Ultimo aggiornamento 10/01/2026

Questa pagina fornisce informazioni generali e di riferimento tratte da fonti mediche ufficiali. Non sostituisce il parere medico professionale, la diagnosi o il trattamento. Per decisioni riguardanti la vostra salute, consultate un operatore sanitario qualificato.

Panoramica su Aciran

Che cos'è Aciran? (Cloridrato di Ranitidina)

Il medicinale noto con il nome commerciale Aciran è definito dal suo componente attivo, il Cloridrato di Ranitidina, e dalla sua funzione principale di agente per la riduzione dell'acidità.

Proprietà Descrizione
Principio attivo Cloridrato di Ranitidina
Forme Compressa, iniezione (soluzione), sciroppo
Classe farmacologica Antagonista dei recettori H₂ dell'istamina (H₂-Bloccante)
Scopo generale Gestione dell'eccessiva acidità gastrica
Origine Sintetica (Piccola Molecola)

Che Tipo di Medicina è Aciran (Ranitidina)?

Aciran è un farmaco il cui principio attivo è il Cloridrato di Ranitidina, una piccola molecola sintetica che appartiene alla classe farmacologica degli Antagonisti dei recettori H₂ dell'istamina (H₂-Bloccanti). Questo composto è un prodotto a ingrediente singolo disponibile per l'assunzione orale e per l'uso endovenoso (come soluzione iniettabile). La sua classificazione come H₂-Bloccante lo identifica come un medicinale specificamente sviluppato per modulare i processi di produzione di acido dell'organismo, una classe clinicamente riconosciuta per la sua efficacia nell'affrontare le condizioni legate all'ipersecrezione gastrica.

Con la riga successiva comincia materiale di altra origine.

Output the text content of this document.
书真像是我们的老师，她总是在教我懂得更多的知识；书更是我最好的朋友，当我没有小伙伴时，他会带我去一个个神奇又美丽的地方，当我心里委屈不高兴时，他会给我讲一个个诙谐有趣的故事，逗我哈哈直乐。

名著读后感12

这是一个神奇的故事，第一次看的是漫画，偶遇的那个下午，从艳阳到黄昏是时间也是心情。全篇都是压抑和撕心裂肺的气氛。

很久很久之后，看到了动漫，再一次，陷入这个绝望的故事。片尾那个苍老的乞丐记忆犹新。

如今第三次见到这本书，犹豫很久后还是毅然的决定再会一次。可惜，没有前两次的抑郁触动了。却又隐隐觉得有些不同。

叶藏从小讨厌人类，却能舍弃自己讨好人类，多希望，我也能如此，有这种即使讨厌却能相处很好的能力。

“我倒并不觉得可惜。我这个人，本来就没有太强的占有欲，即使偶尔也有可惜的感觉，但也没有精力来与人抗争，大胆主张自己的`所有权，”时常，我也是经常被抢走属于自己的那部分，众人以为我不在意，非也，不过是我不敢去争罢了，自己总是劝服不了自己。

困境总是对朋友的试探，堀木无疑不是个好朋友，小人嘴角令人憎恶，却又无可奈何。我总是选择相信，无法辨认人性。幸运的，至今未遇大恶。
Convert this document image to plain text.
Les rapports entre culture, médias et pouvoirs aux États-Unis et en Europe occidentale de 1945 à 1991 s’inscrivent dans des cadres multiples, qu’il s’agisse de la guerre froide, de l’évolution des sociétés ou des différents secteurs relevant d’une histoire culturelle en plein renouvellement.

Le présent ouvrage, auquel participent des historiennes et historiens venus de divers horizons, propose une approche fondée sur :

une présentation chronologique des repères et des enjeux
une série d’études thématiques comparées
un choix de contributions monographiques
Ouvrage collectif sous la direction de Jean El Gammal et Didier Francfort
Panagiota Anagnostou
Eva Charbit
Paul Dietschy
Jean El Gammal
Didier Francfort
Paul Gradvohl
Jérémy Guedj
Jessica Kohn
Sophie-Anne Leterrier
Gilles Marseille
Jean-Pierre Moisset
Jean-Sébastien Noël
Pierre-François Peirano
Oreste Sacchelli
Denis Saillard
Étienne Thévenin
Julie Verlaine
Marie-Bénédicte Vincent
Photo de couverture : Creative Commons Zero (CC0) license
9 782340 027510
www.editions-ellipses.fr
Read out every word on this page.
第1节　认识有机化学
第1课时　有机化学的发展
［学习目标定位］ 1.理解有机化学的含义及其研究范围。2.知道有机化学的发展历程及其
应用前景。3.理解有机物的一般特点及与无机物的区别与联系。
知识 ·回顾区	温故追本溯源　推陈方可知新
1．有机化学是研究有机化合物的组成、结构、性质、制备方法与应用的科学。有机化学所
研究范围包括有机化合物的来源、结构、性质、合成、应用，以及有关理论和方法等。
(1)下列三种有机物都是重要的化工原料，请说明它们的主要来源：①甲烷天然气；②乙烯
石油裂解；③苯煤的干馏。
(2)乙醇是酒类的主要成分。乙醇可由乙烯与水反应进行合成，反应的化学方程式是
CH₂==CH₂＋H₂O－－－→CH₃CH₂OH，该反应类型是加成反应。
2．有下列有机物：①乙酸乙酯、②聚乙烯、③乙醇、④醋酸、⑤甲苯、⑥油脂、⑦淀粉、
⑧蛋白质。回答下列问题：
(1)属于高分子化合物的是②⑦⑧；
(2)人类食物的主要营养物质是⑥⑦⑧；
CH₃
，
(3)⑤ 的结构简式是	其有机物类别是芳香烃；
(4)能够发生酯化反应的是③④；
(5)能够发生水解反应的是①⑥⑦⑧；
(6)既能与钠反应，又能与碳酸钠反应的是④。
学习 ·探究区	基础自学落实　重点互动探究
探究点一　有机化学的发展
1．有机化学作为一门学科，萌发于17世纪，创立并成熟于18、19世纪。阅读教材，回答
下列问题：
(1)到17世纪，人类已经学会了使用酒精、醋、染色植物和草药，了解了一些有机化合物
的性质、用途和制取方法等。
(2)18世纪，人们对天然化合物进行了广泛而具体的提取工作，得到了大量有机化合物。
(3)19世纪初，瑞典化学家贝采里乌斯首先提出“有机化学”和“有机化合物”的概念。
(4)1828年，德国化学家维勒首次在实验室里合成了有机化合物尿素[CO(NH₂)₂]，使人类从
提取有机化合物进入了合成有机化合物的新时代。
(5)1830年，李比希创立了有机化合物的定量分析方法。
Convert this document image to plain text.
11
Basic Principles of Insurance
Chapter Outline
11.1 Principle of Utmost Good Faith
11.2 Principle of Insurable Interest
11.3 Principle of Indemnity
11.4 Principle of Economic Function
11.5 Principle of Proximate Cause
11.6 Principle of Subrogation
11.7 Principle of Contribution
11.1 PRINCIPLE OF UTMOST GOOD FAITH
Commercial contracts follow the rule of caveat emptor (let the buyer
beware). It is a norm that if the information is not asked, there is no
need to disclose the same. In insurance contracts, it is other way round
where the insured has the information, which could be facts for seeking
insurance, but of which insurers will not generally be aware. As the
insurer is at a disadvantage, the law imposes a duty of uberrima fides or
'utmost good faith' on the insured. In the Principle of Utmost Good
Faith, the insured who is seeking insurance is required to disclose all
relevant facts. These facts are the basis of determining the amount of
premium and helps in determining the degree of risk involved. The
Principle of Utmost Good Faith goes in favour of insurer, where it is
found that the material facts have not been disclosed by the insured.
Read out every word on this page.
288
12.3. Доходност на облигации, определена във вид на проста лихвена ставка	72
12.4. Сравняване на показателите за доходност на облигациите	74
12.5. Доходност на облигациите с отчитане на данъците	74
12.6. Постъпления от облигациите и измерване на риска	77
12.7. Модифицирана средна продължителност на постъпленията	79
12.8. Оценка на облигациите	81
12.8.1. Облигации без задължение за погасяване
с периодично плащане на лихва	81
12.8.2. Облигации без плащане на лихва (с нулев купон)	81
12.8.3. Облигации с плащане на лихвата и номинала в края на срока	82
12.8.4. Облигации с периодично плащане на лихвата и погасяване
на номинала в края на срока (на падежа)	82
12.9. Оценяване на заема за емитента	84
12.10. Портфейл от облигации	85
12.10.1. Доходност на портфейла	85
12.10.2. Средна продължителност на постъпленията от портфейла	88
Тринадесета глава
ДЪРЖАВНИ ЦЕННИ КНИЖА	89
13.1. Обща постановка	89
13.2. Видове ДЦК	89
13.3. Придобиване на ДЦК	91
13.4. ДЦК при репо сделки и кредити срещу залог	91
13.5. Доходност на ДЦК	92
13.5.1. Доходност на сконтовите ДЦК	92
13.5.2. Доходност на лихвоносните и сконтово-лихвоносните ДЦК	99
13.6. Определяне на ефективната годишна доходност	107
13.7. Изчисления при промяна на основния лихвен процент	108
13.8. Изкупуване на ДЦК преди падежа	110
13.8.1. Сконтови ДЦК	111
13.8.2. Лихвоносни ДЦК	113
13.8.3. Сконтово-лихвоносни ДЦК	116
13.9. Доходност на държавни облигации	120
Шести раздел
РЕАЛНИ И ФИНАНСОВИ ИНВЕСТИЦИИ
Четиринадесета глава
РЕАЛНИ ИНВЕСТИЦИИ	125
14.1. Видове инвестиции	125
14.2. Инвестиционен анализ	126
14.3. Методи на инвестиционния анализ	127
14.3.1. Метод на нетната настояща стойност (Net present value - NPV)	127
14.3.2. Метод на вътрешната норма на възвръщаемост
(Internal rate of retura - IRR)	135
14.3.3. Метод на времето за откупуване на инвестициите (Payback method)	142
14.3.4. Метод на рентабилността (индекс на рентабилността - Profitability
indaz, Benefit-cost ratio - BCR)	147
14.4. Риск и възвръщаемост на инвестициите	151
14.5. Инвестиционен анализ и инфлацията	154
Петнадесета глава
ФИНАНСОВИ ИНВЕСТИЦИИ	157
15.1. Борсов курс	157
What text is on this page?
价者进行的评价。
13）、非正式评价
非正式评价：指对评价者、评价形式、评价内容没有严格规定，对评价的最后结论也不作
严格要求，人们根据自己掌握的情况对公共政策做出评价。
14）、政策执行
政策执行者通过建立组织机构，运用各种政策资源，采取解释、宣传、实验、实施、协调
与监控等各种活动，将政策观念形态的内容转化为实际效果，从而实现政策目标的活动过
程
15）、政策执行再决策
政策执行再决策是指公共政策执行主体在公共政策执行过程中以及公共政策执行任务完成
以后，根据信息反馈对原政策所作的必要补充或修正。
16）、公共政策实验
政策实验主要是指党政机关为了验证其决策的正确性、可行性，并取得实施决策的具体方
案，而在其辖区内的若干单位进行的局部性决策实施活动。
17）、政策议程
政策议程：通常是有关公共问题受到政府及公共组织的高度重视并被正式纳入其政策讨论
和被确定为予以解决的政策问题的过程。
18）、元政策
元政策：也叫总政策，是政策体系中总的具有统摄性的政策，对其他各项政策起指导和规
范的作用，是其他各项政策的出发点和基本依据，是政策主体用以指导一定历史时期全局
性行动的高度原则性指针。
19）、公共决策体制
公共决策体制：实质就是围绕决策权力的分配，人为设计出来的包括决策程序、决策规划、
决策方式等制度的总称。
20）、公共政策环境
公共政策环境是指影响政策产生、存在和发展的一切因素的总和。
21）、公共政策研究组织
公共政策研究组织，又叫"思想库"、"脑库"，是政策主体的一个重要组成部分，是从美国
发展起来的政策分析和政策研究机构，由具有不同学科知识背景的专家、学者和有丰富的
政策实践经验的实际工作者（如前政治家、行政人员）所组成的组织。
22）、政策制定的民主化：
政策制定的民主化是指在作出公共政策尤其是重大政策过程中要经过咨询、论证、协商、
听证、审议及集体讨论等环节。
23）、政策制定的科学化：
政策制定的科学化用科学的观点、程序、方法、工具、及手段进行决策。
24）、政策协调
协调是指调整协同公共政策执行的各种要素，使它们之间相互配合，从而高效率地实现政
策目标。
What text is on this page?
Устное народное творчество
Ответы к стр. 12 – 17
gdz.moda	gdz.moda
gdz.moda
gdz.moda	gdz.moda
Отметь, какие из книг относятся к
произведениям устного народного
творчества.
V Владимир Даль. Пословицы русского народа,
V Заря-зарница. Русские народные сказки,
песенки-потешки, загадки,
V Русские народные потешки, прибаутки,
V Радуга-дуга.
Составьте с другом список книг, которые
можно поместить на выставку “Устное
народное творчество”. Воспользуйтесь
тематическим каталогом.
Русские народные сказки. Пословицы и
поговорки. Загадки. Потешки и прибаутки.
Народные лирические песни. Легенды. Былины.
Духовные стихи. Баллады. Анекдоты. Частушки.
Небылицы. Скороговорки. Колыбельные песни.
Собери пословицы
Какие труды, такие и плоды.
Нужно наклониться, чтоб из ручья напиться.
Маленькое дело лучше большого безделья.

Come Agisce la Classe di Farmaci di Aciran per Ridurre l'Acidità?

L'azione primaria di Aciran consiste nell'agire come un bloccante del segnale che stimola l'acido. Il farmaco si lega selettivamente ai recettori H₂ che si trovano sulle cellule parietali dello stomaco, intercettando il segnale chimico che ordina a queste cellule di secernere acido, e causando in tal modo una sostanziale riduzione della secrezione acida gastrica. Questo controllo prolungato dell'acidità lo distingue dagli antiacidi, che neutralizzano soltanto l'acido già presente. Questo controllo chimico conferma che il farmaco agisce primariamente mirando alla fonte dell'acidità.

Qual è l'Obiettivo Generale dell'Assunzione di Aciran?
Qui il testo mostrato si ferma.